On the Continuum Limit of Topological Charge Density Distribution

TL;DR

This paper investigates the continuum limit of topological charge density distribution using lattice data and sigma-model embedding, revealing a three-dimensional structure and linear divergence in the topological density.

Contribution

It proposes a novel scenario linking the UV divergence of topological density to the dimensionality of sign-coherent regions, supported by lattice data analysis.

Findings

Topological charge regions are likely three-dimensional.

The topological density exhibits linear divergence in the continuum limit.

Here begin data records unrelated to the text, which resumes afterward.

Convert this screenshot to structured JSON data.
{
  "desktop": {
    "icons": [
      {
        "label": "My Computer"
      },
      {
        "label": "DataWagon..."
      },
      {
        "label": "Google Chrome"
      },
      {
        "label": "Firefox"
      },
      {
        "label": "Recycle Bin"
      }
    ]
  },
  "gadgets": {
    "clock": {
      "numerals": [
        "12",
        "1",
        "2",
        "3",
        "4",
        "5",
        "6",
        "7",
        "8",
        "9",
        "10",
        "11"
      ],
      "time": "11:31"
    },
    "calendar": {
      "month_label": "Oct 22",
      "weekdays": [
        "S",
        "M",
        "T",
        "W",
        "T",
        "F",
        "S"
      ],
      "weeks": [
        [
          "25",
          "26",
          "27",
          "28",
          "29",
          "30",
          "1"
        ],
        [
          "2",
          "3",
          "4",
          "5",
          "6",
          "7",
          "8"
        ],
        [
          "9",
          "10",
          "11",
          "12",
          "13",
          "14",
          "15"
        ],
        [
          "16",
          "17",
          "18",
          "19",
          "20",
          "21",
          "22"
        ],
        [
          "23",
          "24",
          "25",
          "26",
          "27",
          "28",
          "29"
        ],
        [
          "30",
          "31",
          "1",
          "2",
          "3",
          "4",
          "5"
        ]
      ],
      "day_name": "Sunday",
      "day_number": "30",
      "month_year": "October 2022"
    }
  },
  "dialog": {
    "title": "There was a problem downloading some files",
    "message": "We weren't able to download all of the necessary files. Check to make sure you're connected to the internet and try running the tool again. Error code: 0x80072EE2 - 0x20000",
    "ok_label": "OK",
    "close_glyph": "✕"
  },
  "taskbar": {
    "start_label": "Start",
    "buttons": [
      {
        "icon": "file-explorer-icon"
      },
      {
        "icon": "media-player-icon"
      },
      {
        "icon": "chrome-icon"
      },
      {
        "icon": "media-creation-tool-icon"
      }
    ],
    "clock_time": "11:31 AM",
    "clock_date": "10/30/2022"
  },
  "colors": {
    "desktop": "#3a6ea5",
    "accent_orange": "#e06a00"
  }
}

A parameter-free method to analyze topological fluctuations is introduced.

Abstract

The bulk distribution of the topological charge density, constructed via HP^1 sigma-model embedding method, is investigated. We argue that the specific pattern of leading power corrections to gluon condensate hints on a particular UV divergent structure of HP^1 sigma-model fields, which in turn implies the linear divergence of the corresponding topological density in the continuum limit. We show that under testable assumptions the topological charge is to be distributed within three-dimensional sign-coherent domains and conversely, the dimensionality of sign-coherent regions dictates the leading divergence of the topological density. Confronting the proposed scenario with lattice data we present evidence for indeed peculiar divergence of the embedded fields. Then the UV behavior of the topological density is studied directly and is found to agree with our proposition. Finally, we introduce parameter-free method to investigate the dimensionality of relevant topological fluctuations and show that indeed topological charge sign-coherent regions are likely to be three-dimensional.